でもそれは、靄なわけがなかった。満天の星とはいえ、この真夜中に、水平線に靄が出ていても、見えるはずがなかった。

それは、夜より濃い、なにか、闇の塊みたいだった。

その闇をみとめて、4人は、ルートを間違えたか、とゾッとした。

それとも、あれがパラレルワールドの入り口?ニュースボックスで色々と見聞した、かの地に関する情報は、どれも輝いて見えたが、それらは所詮媒体を通し過ぎて本来の姿をとどめていなかったんであって、やはり実際には、そこは、魔界という別名の通りの世界なんだろうか。

 

それとも、罠だったのか、やはり。

 

4人は焦って思わず振り返る。

驚いたことに、いつのまにか来た路はすべて闇に飲まれていた。後ろを見渡しても海の気配がない。空も、星ごと消えている。

「あ…」

ボートの一番後ろに座ってたドリーが、そろそろと後じさってそこを離れた。

わずかに、船尾も消えている。消えた船尾から、じわじわしみ込んできてるのは、海水ではなく、それも闇だった。

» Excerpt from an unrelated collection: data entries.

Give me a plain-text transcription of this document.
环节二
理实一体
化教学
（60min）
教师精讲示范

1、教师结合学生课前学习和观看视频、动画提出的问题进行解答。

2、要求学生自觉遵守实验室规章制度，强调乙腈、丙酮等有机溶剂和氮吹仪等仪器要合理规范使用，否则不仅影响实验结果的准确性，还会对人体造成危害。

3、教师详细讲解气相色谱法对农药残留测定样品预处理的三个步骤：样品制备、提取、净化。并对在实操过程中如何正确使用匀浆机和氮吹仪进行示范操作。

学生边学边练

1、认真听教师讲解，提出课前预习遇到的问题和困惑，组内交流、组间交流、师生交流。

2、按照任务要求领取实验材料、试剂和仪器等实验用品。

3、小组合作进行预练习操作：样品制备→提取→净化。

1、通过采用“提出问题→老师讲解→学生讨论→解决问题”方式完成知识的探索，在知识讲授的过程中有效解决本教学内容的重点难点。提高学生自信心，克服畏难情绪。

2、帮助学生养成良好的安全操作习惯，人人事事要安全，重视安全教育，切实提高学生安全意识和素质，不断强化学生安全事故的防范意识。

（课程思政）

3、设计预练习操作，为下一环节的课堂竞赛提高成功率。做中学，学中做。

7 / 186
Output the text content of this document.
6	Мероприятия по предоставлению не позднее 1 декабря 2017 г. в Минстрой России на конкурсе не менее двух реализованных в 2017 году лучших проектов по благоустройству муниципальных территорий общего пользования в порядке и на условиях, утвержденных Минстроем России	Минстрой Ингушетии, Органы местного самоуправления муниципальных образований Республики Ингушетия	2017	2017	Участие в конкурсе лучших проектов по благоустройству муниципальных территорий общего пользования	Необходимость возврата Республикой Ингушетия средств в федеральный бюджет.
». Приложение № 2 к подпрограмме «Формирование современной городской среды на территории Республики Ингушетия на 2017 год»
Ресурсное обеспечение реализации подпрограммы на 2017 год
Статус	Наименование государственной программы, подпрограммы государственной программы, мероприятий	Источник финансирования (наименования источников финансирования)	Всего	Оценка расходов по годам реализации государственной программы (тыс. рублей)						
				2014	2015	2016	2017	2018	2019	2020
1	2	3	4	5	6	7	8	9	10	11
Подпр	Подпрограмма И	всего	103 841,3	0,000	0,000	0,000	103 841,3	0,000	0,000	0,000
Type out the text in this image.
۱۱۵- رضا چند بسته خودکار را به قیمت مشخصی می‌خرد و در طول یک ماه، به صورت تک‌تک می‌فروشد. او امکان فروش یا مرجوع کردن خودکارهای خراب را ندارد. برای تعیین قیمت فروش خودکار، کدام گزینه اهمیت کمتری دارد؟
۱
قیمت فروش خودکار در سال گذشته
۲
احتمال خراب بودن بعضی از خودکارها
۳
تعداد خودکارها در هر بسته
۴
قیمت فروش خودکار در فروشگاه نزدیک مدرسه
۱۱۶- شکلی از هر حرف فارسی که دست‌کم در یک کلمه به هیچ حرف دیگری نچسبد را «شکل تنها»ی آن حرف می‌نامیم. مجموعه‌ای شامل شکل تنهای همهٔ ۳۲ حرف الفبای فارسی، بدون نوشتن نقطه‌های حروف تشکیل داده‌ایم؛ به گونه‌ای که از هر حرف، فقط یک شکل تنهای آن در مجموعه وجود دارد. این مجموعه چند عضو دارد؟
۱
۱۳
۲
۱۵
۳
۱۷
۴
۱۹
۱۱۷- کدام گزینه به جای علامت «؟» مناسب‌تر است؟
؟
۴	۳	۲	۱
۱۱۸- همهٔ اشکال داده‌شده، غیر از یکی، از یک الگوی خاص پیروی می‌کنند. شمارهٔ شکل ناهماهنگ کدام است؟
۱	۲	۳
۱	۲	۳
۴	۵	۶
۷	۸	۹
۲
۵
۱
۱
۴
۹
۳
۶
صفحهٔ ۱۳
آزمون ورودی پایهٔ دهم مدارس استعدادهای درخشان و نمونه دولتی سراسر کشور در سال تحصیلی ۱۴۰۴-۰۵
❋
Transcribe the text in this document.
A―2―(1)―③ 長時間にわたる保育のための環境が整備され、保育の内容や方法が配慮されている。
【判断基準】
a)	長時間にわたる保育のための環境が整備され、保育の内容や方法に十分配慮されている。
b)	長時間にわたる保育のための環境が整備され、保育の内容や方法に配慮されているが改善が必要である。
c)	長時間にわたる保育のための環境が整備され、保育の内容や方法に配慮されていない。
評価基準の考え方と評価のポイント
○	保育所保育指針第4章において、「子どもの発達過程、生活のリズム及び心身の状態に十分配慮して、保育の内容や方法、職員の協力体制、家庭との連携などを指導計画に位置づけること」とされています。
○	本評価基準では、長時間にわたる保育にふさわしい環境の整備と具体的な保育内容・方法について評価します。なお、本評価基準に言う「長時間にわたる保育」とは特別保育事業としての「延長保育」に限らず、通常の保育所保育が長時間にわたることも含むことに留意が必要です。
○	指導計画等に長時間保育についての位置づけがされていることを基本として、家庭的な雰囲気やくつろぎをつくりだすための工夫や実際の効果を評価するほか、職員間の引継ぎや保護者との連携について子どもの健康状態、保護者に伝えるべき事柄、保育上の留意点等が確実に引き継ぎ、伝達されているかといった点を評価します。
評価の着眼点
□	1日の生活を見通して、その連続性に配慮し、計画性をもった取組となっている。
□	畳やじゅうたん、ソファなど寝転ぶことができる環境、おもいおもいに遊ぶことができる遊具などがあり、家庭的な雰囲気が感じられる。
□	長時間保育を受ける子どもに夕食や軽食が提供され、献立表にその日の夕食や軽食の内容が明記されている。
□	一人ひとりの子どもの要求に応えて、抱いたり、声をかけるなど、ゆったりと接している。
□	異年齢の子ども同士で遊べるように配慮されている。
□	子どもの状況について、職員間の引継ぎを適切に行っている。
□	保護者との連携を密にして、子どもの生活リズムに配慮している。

ドリーとウィルは荷物と一緒に、できるだけ船尾から離れた。立ち上がって漕ぎ始めるジョニーとダレック。立ち漕ぎにも対応しているこのボートで、しかし、今まで実際に立って漕いだことは一度も無かった。初めての危機。4人は前だけを見据えた。

止まれば飲み込まれてしまうだろう。

あっという間に状況は変わった。目指すために進むのではなく、逃げるために進む。

でも前方も、今や一面闇が迫っていた。

逃げ路がない。

ドリー「海底に逃げるのは?」

ウィル「ジョニー、ダレック、」

ジョニー「多分駄目だ、」

ダレック「おいジョニー、一旦やってみよう、」

ピュネウマに行くときの要領で、4人で船首に集まって体重をかけて、船首を海面に沈めてみる。

待ってみても、期待したことは起こらない。

ジョニー「…やめよう、無駄だ、」

ウィル「もう少し待つべきじゃないの、」

ジョニー「いや、多分今この海底に、僕たちの逃げ場はない。光を追うってのは、何もパラレルワールドとピュネウマに限ったことじゃない、逃げ場でも何でも、誰かが目指す場所がそこにあったとして、目指してるその人には必ず光が見えるんだと思う。見てごらんよ、覗いても明かりが全然見えないだろ。ダレック、オールを持て。とりあえず進む。ウィルとドリーはコンパスを、」

ジョニーはいち早くオールにつく。三人もジョニーの指示通りにする。

ジョニーが漕ぎながら、「おい、コンパスはどうなってる?」

ウィルとドリーは、必死にコンパスを睨みつける。北を指す“以外に”、なにか助けになる指示が出ていないか。

闇が、ボートを漕ぐジョニーとダレックのローブの裾を、今にも洗おうとする。